Error when changing group/project membership from custom role to normal role

Everyone can contribute. Help move this issue forward while earning points, leveling up and collecting rewards.

• Collaborate/take over this issue

Bug Report

After creating a group/project membership with one of the resources gitlab_group_membership or gitlab_project_membership with a custom role (adding the member_role_id) attribute, then later replacing the custom role with a normal role, terraform plan/apply does not change the role in GitLab.

I noticed when using the resource gitlab_group_share_group that means, sharing a group with a another group. Using the same scenario described above, the provider forces the replacement of the resource. So it recreates it with the correct role.

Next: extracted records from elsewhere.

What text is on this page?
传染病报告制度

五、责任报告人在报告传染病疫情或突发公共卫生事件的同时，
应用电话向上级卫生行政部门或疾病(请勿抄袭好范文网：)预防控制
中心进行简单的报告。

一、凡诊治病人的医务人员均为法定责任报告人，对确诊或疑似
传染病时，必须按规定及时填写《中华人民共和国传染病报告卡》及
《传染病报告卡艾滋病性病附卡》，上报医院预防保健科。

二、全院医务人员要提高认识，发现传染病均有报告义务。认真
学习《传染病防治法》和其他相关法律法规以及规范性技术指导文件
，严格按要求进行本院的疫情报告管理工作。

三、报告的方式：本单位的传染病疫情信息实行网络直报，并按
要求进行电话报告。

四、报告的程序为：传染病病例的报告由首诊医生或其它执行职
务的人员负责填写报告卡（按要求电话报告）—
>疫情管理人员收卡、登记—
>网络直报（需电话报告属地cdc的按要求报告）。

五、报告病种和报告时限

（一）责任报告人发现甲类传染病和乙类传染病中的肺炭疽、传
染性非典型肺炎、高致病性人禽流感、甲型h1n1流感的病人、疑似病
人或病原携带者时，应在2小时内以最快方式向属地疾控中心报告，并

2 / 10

Relevant Terraform Configuration

Create a group/project membership using a custom role.

resource "gitlab_group_membership" "test" {
  group_id     = 123
  user_id      = 456
  access_level = "developer"
  member_role_id = 11
}

After applying it, remove the member_role_id.

resource "gitlab_group_membership" "test" {
  group_id     = 123
  user_id      = 456
  access_level = "developer"
}

Run terraform plan/apply and nothing happens here.

Additional Details

• GitLab Terraform Provider Version: v18.3.0
• GitLab Instance Version: v18.4.1-ee
• Terraform Version: v1.9.6
• License Tier: Ultimate

Implementation Guide

• To fix resource gitlab_project_membership:
  • Resource code is in internal/provider/sdk/resource_gitlab_project_membership.go.
  • In the gitlabProjectMembershipSchemaV1 function, amend the entry for member_role_id to have an additional field ForceNew: true,. This will mean if the value changes or is removed, it will force the resource to recreate itself.
  • Resource test code is in internal/provider/sdk/resource_gitlab_project_membership_test.go.
  • Add a new test step to TestAccGitlabProjectMembership_UseCustomRole test function that tries to remove the member_role_id and asserts the value is not set afterwards.
• To fix resource gitlab_group_membership:
  • Resource code is in internal/provider/resource_gitlab_group_membership.go.
  • In the Schema function, amend the entry for member_role_id to have a RequiresReplace plan modifier like user_id.
  • Resource test code is in internal/provider/resource_gitlab_group_membership_test.go.
  • Add a new test step to TestAccGitlabGroupMembership_useCustomRole test function that tries to remove the member_role_id and asserts the value is not set afterwards.